Question

The current in the coil decreases from $10{\text{ }}Amp$ to ${\text{5 }}Amp$ in $0.1{\text{ }}\sec ond$. Calculate the coefficient of self-inductance if induced e.m.f. is $5{\text{ }}V$.

Answer 1

Hint:In the given question the values of current in the coil is given. We have to find out the difference of current in the coil.
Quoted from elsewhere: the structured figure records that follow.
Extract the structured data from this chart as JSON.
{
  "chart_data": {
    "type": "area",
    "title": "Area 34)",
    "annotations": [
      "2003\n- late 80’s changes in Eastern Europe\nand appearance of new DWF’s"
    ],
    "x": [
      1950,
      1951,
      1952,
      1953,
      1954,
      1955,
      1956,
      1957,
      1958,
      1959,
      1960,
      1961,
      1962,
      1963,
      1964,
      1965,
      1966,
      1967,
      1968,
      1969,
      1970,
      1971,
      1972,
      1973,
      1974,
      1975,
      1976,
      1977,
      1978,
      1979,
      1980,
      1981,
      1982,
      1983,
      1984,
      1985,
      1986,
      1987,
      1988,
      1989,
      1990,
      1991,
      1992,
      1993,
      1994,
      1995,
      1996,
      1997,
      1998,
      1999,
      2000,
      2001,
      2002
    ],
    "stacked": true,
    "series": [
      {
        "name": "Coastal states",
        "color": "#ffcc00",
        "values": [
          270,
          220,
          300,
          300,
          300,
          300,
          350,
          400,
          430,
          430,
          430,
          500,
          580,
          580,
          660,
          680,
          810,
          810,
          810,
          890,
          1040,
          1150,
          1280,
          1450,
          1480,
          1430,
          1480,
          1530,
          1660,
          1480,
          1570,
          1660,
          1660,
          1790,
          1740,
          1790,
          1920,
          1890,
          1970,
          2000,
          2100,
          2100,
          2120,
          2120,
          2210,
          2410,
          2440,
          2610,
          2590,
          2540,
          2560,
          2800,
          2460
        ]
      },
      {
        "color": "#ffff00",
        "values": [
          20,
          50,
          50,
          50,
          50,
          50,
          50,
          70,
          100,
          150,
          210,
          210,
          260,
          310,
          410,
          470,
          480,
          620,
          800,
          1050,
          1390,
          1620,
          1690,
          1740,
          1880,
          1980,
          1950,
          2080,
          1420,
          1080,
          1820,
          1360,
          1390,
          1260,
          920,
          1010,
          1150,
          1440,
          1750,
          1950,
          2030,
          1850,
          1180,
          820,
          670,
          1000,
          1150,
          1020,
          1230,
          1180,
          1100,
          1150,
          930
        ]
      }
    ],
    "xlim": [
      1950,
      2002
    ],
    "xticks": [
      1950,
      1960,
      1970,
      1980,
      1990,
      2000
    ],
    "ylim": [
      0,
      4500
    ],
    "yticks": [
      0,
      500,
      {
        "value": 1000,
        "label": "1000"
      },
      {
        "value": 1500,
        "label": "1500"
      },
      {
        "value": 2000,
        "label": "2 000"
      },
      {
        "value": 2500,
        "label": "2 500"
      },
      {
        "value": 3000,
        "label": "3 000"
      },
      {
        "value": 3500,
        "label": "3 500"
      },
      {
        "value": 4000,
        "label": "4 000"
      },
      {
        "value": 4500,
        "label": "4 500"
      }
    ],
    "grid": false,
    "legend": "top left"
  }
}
Then, by using the relation between induced emf and self-inductance we will find out the value of coefficient of self-inductance.
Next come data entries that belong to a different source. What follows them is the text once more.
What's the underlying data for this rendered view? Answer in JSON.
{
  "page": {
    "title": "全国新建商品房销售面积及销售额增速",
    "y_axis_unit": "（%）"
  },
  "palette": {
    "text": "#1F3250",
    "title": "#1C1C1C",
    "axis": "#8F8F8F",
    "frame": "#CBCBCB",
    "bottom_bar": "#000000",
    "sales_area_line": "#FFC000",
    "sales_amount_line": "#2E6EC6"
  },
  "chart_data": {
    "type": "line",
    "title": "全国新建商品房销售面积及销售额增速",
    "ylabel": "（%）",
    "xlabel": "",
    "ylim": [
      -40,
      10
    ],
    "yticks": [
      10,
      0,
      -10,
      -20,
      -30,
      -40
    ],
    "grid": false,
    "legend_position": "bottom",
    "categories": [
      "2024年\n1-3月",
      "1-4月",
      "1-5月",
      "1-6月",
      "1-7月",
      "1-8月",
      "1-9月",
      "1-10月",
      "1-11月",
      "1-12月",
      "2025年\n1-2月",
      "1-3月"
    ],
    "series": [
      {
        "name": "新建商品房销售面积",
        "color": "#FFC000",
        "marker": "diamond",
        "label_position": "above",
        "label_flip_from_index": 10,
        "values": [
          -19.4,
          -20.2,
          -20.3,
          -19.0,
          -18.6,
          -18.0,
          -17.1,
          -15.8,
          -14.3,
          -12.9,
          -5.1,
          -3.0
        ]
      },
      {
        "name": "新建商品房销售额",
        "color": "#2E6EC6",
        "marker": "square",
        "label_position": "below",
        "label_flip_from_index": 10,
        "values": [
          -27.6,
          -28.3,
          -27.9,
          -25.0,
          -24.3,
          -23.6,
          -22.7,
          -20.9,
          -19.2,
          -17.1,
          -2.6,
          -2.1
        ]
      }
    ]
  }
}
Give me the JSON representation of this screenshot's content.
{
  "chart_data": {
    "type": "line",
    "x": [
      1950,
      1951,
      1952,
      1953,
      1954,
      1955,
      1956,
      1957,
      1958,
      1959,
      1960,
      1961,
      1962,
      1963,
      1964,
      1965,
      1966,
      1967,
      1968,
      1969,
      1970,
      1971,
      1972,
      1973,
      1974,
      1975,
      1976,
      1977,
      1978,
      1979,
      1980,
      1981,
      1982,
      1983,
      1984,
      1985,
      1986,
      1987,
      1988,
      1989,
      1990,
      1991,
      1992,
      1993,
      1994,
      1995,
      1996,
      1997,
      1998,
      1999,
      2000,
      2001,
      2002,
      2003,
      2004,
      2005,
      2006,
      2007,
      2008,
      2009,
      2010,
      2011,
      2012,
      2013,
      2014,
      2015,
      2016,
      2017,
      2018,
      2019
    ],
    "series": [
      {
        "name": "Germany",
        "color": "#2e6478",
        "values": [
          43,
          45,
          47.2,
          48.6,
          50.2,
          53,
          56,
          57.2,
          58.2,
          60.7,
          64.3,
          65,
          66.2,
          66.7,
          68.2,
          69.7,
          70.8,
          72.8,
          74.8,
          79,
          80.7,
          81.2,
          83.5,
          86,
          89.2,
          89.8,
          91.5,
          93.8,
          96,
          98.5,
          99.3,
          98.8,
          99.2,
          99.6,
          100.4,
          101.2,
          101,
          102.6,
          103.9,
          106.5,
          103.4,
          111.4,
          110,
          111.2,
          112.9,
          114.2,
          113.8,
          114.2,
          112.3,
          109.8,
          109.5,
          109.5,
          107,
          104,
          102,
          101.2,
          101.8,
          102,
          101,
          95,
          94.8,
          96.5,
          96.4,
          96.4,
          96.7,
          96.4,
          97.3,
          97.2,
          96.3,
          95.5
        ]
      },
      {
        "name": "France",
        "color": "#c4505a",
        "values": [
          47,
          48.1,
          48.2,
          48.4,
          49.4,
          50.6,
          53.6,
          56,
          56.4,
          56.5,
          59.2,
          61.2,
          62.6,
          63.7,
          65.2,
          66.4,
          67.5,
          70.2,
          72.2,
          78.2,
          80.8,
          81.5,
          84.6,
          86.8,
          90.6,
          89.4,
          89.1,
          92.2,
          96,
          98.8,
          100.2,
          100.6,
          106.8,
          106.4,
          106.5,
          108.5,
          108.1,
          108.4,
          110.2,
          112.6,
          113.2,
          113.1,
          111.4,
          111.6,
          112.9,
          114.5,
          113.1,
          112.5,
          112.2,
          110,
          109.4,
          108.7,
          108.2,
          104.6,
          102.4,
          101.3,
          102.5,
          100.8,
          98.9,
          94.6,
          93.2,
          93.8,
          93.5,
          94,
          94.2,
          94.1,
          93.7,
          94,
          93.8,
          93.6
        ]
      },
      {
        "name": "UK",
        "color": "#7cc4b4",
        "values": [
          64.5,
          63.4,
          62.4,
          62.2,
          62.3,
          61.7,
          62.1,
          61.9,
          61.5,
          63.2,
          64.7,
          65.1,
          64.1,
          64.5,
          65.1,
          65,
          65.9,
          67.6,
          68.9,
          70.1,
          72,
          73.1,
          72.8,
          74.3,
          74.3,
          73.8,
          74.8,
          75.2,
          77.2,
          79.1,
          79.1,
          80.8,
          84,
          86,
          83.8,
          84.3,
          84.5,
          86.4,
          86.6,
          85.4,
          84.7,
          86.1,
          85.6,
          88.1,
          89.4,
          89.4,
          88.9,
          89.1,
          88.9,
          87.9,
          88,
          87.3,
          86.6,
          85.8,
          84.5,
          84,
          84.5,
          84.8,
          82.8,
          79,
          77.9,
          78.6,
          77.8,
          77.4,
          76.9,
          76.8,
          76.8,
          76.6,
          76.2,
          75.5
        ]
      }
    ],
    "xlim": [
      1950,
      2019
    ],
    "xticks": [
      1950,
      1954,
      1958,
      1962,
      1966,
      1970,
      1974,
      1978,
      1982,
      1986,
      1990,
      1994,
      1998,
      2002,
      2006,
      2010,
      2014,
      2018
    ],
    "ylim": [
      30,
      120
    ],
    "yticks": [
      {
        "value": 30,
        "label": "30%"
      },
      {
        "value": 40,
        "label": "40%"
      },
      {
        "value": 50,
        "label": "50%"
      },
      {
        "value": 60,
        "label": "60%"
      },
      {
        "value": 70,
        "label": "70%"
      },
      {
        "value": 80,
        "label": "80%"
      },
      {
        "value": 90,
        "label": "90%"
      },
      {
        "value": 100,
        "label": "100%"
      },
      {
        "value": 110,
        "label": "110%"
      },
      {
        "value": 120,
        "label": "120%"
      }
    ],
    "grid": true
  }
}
Formula used: $e = - L\dfrac{{dI}}{{dt}} - - - - \left( 1 \right)$ (negative sign gives the information of direction)
where $e = $ induced emf, $L = $ coefficient of self-inductance, $dI = $ change in current and $dt = $ change in time.

Complete step-by-step solution:
Induced emf (electromotive force) is defined as the generation of potential difference when there is a change in magnetic flux through the coil.
When there is a change in magnetic flux in a coil, there develops an opposite electromotive force known as self-inductance.
The relation between self-induction and induced emf is,
$e = - L\dfrac{{dI}}{{dt}} - - - - \left( 1 \right)$ (negative sign gives the information of direction)
where $e = $ induced emf, $L = $ co-efficient of self-inductance, $dI = $ change in current and $dt = $ change in time.
According to the question,
$dI = 5 - 10 = - 5$
$dt = 0.1{\text{ }}s$ and
$e = 5{\text{ }}V$
Substituting the above values in equation $\left( 1 \right)$ we get,
$5 = - L\dfrac{{ - 5}}{{0.1}}$
Arranging the equation we get,
$L = 0.1$
So, the co-efficient of self-inductance is $0.1{\text{ }}H$.
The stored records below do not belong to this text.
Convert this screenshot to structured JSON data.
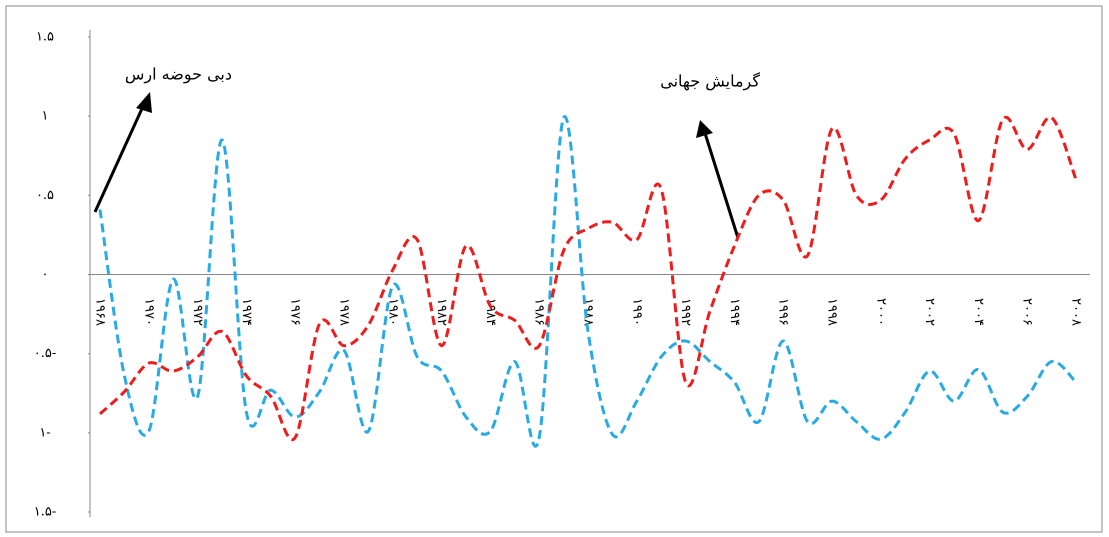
{
  "chart_data": {
    "type": "line",
    "categories": [
      "۱۹۶۸",
      null,
      "۱۹۷۰",
      null,
      "۱۹۷۲",
      null,
      "۱۹۷۴",
      null,
      "۱۹۷۶",
      null,
      "۱۹۷۸",
      null,
      "۱۹۸۰",
      null,
      "۱۹۸۲",
      null,
      "۱۹۸۴",
      null,
      "۱۹۸۶",
      null,
      "۱۹۸۸",
      null,
      "۱۹۹۰",
      null,
      "۱۹۹۲",
      null,
      "۱۹۹۴",
      null,
      "۱۹۹۶",
      null,
      "۱۹۹۸",
      null,
      "۲۰۰۰",
      null,
      "۲۰۰۲",
      null,
      "۲۰۰۴",
      null,
      "۲۰۰۶",
      null,
      "۲۰۰۸"
    ],
    "series": [
      {
        "name": "دبی حوضه ارس",
        "color": "#29abe2",
        "values": [
          0.41,
          -0.64,
          -0.99,
          -0.03,
          -0.77,
          0.85,
          -0.87,
          -0.73,
          -0.9,
          -0.74,
          -0.48,
          -0.99,
          -0.07,
          -0.52,
          -0.61,
          -0.9,
          -0.99,
          -0.55,
          -1.03,
          0.99,
          -0.36,
          -1.01,
          -0.8,
          -0.52,
          -0.42,
          -0.55,
          -0.68,
          -0.93,
          -0.42,
          -0.93,
          -0.8,
          -0.93,
          -1.04,
          -0.87,
          -0.61,
          -0.8,
          -0.6,
          -0.87,
          -0.77,
          -0.55,
          -0.68
        ]
      },
      {
        "name": "گرمایش جهانی",
        "color": "#ee1c1c",
        "values": [
          -0.88,
          -0.74,
          -0.56,
          -0.61,
          -0.52,
          -0.36,
          -0.64,
          -0.77,
          -1.03,
          -0.31,
          -0.45,
          -0.32,
          0.03,
          0.22,
          -0.45,
          0.18,
          -0.2,
          -0.29,
          -0.45,
          0.15,
          0.29,
          0.33,
          0.22,
          0.54,
          -0.68,
          -0.23,
          0.18,
          0.5,
          0.47,
          0.12,
          0.92,
          0.5,
          0.47,
          0.73,
          0.85,
          0.89,
          0.34,
          0.98,
          0.79,
          0.99,
          0.6
        ]
      }
    ],
    "ylim": [
      -1.5,
      1.5
    ],
    "yticks": [
      {
        "value": -1.5,
        "label": "۱.۵-"
      },
      {
        "value": -1,
        "label": "۱-"
      },
      {
        "value": -0.5,
        "label": "۰.۵-"
      },
      {
        "value": 0,
        "label": "۰"
      },
      {
        "value": 0.5,
        "label": "۰.۵"
      },
      {
        "value": 1,
        "label": "۱"
      },
      {
        "value": 1.5,
        "label": "۱.۵"
      }
    ],
    "zero_line": true
  }
}
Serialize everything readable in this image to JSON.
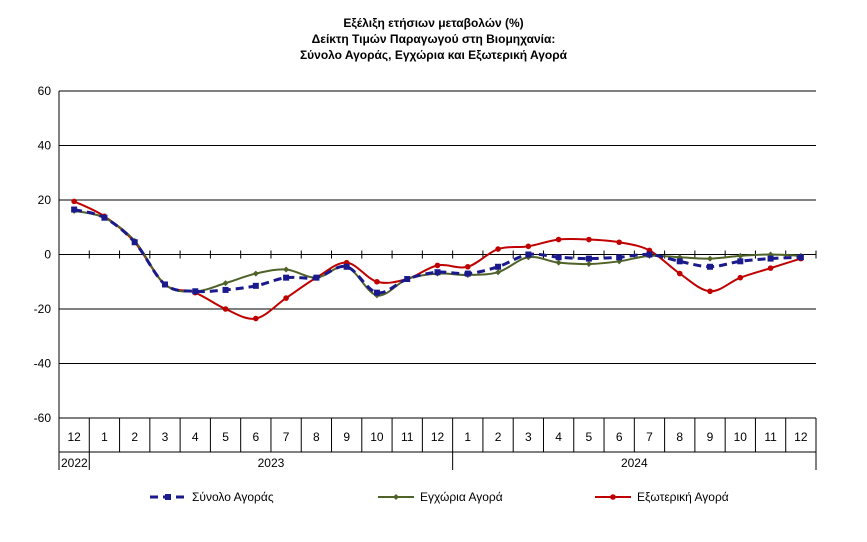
{
  "chart_data": {
    "type": "line",
    "title_lines": [
      "Εξέλιξη ετήσιων μεταβολών (%)",
      "Δείκτη Τιμών Παραγωγού στη Βιομηχανία:",
      "Σύνολο Αγοράς, Εγχώρια και Εξωτερική Αγορά"
    ],
    "x": [
      "12",
      "1",
      "2",
      "3",
      "4",
      "5",
      "6",
      "7",
      "8",
      "9",
      "10",
      "11",
      "12",
      "1",
      "2",
      "3",
      "4",
      "5",
      "6",
      "7",
      "8",
      "9",
      "10",
      "11",
      "12"
    ],
    "year_labels": [
      {
        "label": "2022",
        "start": 0,
        "end": 0
      },
      {
        "label": "2023",
        "start": 1,
        "end": 12
      },
      {
        "label": "2024",
        "start": 13,
        "end": 24
      }
    ],
    "ylim": [
      -60,
      60
    ],
    "yticks": [
      60,
      40,
      20,
      0,
      -20,
      -40,
      -60
    ],
    "grid": true,
    "legend_position": "bottom",
    "series": [
      {
        "name": "Σύνολο Αγοράς",
        "color": "#1a1a8c",
        "style": "dashed",
        "marker": "square",
        "values": [
          16.5,
          13.5,
          4.5,
          -11,
          -13.5,
          -13,
          -11.5,
          -8.5,
          -8.5,
          -4.5,
          -14,
          -9,
          -6.5,
          -7,
          -4.5,
          0,
          -1,
          -1.5,
          -1,
          0,
          -2.5,
          -4.5,
          -2.5,
          -1.5,
          -1
        ]
      },
      {
        "name": "Εγχώρια Αγορά",
        "color": "#4f6228",
        "style": "solid",
        "marker": "diamond",
        "values": [
          16,
          13.5,
          5,
          -11,
          -13.5,
          -10.5,
          -7,
          -5.5,
          -8.5,
          -4.5,
          -15,
          -9,
          -7,
          -7.5,
          -6.5,
          -1,
          -3,
          -3.5,
          -2.5,
          -0.5,
          -1,
          -1.5,
          -0.5,
          0,
          -0.5
        ]
      },
      {
        "name": "Εξωτερική Αγορά",
        "color": "#c00000",
        "style": "solid",
        "marker": "circle",
        "values": [
          19.5,
          14,
          4.5,
          -11,
          -14,
          -20,
          -23.5,
          -16,
          -8.5,
          -3,
          -10,
          -9,
          -4,
          -4.5,
          2,
          3,
          5.5,
          5.5,
          4.5,
          1.5,
          -7,
          -13.5,
          -8.5,
          -5,
          -1.5
        ]
      }
    ]
  }
}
Additional information: Self inductance can also be expressed as $\phi = LI$ where $\phi = $ magnetic flux, $L = $ co-efficient of self-induction and $I = $current.


Note:It must be noted that change in current must be the value of current that became the last subtracted from the earlier first value. The unit of self-inductance is Henry. The negative sign in the formula suggests that the force of self-inductance is opposite to the induced emf.